Hello,
Thank you for your interest in MirageOS. MirageOS is first and foremost a framework for creating an application (such as a blog) for several targets. One of these targets is Solo5 which allows to create an entire system which includes everything necessary for OCaml (its runtime). Thus, one can deploy a MirageOS application on:
- KVM (with the target
hvt
)
- Xen
- or produce a simple executable taking advantage of seccomp (and thus finely controlling access to the executable).

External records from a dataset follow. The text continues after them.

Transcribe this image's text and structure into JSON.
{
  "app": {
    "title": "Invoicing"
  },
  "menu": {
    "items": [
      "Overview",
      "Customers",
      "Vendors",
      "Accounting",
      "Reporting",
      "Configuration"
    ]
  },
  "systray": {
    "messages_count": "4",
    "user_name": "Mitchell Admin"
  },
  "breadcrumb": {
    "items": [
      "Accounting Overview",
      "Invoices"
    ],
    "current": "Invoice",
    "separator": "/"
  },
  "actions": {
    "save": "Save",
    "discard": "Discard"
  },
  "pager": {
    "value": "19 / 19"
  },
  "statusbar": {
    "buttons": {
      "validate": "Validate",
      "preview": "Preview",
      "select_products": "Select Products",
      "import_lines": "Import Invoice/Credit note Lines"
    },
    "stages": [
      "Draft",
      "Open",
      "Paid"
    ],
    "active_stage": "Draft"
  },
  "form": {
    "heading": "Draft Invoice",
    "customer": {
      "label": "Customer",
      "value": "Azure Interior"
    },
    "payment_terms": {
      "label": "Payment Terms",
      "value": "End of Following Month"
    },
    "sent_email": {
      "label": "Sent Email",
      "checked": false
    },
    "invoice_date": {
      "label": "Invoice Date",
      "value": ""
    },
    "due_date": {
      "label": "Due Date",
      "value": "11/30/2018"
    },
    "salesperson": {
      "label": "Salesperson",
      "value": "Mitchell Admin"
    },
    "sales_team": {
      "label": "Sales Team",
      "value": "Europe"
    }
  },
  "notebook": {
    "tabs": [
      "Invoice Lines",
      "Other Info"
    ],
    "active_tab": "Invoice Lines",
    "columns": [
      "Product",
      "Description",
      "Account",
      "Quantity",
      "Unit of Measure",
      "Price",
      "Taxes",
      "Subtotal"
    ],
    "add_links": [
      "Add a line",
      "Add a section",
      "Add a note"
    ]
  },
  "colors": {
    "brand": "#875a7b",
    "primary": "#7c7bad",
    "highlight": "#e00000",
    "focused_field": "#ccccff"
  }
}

- we can also mention the experimental target for Raspberry Pi 4
The objective of MirageOS is to make the choice of targets transparent to the application. This means that for a given application, deploying for KVM or Xen should not be an upstream choice (which would govern the development of the application) but the last of the choices which can, of course, be left to third party users.

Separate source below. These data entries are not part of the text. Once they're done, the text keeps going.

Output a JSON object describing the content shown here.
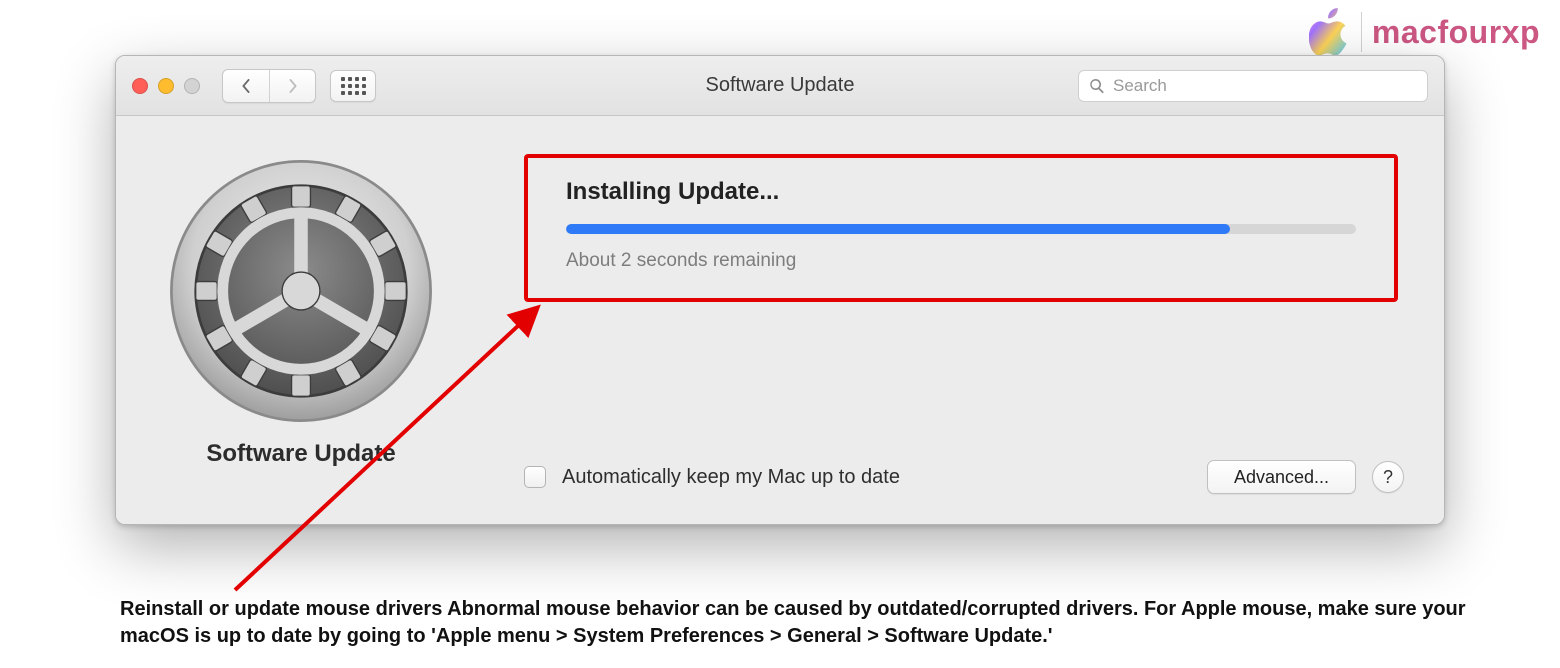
{
  "watermark": {
    "brand": "macfourxp"
  },
  "window": {
    "title": "Software Update",
    "search_placeholder": "Search"
  },
  "sidebar": {
    "label": "Software Update"
  },
  "update": {
    "heading": "Installing Update...",
    "progress_percent": 84,
    "remaining_text": "About 2 seconds remaining"
  },
  "auto_update": {
    "label": "Automatically keep my Mac up to date",
    "checked": false
  },
  "buttons": {
    "advanced": "Advanced...",
    "help": "?"
  },
  "caption": "Reinstall or update mouse drivers Abnormal mouse behavior can be caused by outdated/corrupted drivers. For Apple mouse, make sure your macOS is up to date by going to 'Apple menu > System Preferences > General > Software Update.'"
}
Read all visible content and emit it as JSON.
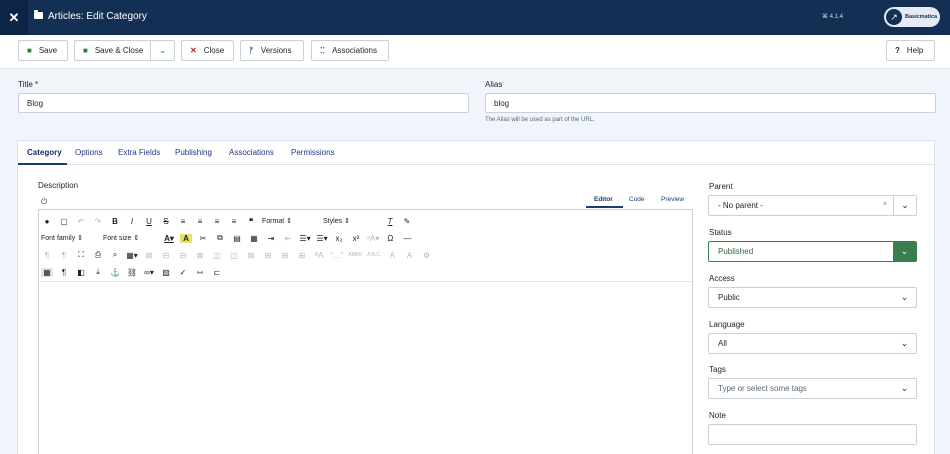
{
  "header": {
    "logo": "✕",
    "title": "Articles: Edit Category",
    "version": "⌘ 4.1.4",
    "site_name": "Basicmatica"
  },
  "toolbar": {
    "save": "Save",
    "save_close": "Save & Close",
    "close": "Close",
    "versions": "Versions",
    "associations": "Associations",
    "help": "Help"
  },
  "form": {
    "title_label": "Title *",
    "title_value": "Blog",
    "alias_label": "Alias",
    "alias_value": "blog",
    "alias_hint": "The Alias will be used as part of the URL."
  },
  "tabs": [
    "Category",
    "Options",
    "Extra Fields",
    "Publishing",
    "Associations",
    "Permissions"
  ],
  "editor": {
    "description_label": "Description",
    "modes": [
      "Editor",
      "Code",
      "Preview"
    ],
    "format_select": "Format",
    "styles_select": "Styles",
    "font_family_select": "Font family",
    "font_size_select": "Font size"
  },
  "sidebar": {
    "parent_label": "Parent",
    "parent_value": "- No parent -",
    "status_label": "Status",
    "status_value": "Published",
    "access_label": "Access",
    "access_value": "Public",
    "language_label": "Language",
    "language_value": "All",
    "tags_label": "Tags",
    "tags_placeholder": "Type or select some tags",
    "note_label": "Note",
    "note_value": ""
  },
  "colors": {
    "header_bg": "#132f53",
    "status_green": "#3a7d4f",
    "close_red": "#c0202d"
  }
}
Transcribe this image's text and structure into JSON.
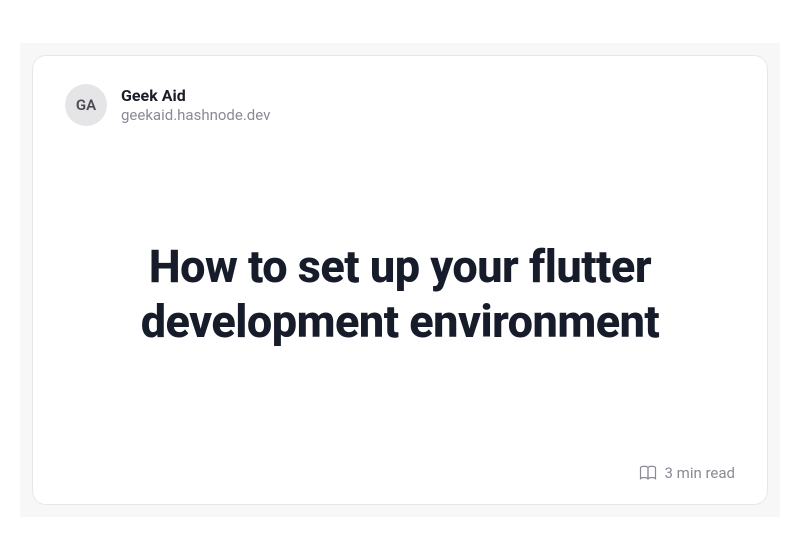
{
  "author": {
    "initials": "GA",
    "name": "Geek Aid",
    "domain": "geekaid.hashnode.dev"
  },
  "post": {
    "title": "How to set up your flutter development environment",
    "read_time": "3 min read"
  }
}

This reverses the development logic of an application thanks to abstraction mechanisms (specific to OCaml) (the functors) that allow to get rid of any specialisation to a given system (Solo5, Unix, Raspberry Pi, etc.).
This is of course the theory and in practice, it works quite well
.
To take the example of the blog, you can see Hannes’ blog or mine which runs on MirageOS (KVM). The latter have a similar architecture: a unikernel managing TLS certificates and redirecting HTTP connections to unikernels on a local network (tlstunnel or contruno) and a unikernel (unipi) that only transmits what appears in a Git repository via the HTTP protocol (http/1.1 and h2).
Deployment depends of course on what you have. Regarding KVM, you can follow the tutorials here (quite general) and there. You can deploy your unikernels on Google Cloud with this (probably a bit old) tutorial. Finally, a deployment with seccomp is possible, it is a simple executable.
Of course, most of these unikernels are already available for download here thanks to the excellent work of robur.io. It is ensured that the generated image is reproducible regardless of the context.
There is of course a whole series of unikernels made by the community that you can mainly find on GitHub. We can talk about several services like DNS or emails.
I would like to specify that all this is still experimental. We are gradually reaching the stage where our unikernels are used in production domains, but it still requires a lot of work and a lot of skills for such a small team
. Of course, we are open to everyone’s participation and we are especially here to help newcomers.